Charities back Edinburgh City Council’s support for Living Wage

By Lauren Beehan

Charities have welcomed an Edinburgh City Council motion to support the Living Wage movement, despite Conservative claims that it would lead them to close their doors.

Councillors pledged to encourage their contractors and suppliers to pay their staff the living wage of £7.65, which Tory councillors said would force local charities to cease their services.

Speaking at last Thursday’s council meeting, Cllr Jeremy Balfour said that enforcing a living wage would leave vulnerable people without essential services. He said that three charities in his ward alone “would simply have to close and lay off their staff and lay off helping the vulnerable people in the West of Edinburgh” if they were obliged to pay the living wage.

However, Ruchir Shah, policy manager of the Scottish Council for Voluntary Organisations, said that they supported the living wage initiative and hoped that all organisations, charities included, would get behind it.

He said: “We support the living wage. [Charities] should value their staff as much as the people they are helping. […] If charities are funded by the City Council, the council should make sure that they are paying these charities enough to pay the living wage.”

The living wage movement calls for an end to working poverty, where working people need two jobs or the assistance of charities such food banks to survive.

Cllr Norma Austin Hart, who proposed the motion, told the council that most people living in poverty in the UK are low-paid workers, who cannot afford basic human rights such as food and shelter.
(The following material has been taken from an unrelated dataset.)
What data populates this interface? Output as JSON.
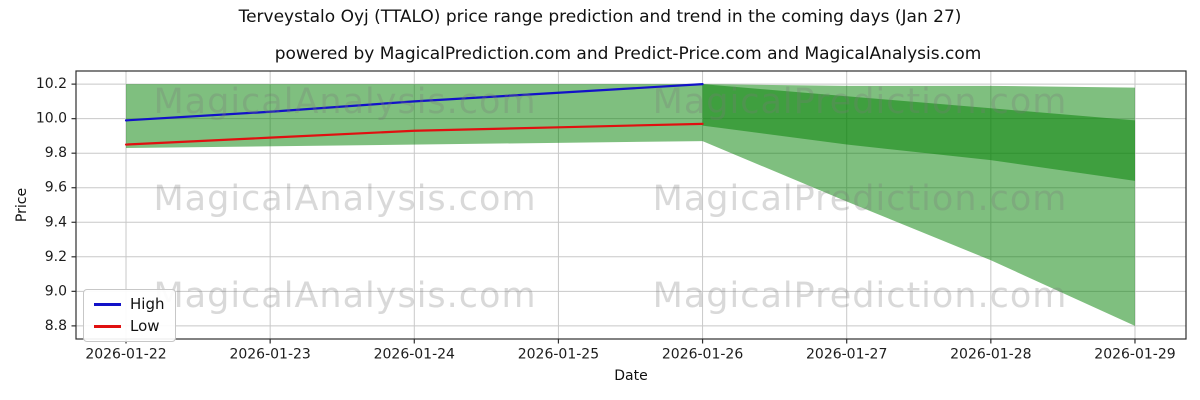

Describing poverty levels as “a modern scandal”, she said: “It is no longer the case that employment guarantees a route out of poverty, so employers need to be encouraged to take this important anti-poverty action. I feel that it is incumbent on the public sector to lead the way on this.”

She describe the living wage as “the most effective tool we have at our disposal” in the fight against working poverty.

However, businesses remain cautious,  expressing some concern about an “arbitrarily-defined” living wage.

David Martin of the Scottish Retail Consortium said that the two biggest costs to retailers are people and property. He said: “Smaller businesses might be acutely hit by this – if there is pressure on one of these two variables, you have to reduce that cost, either by a cutback on additional employee benefits or by reducing staff numbers.”

However, he also said that the vast majority of retailers, traditionally associated with low salaries, already paid above minimum wage.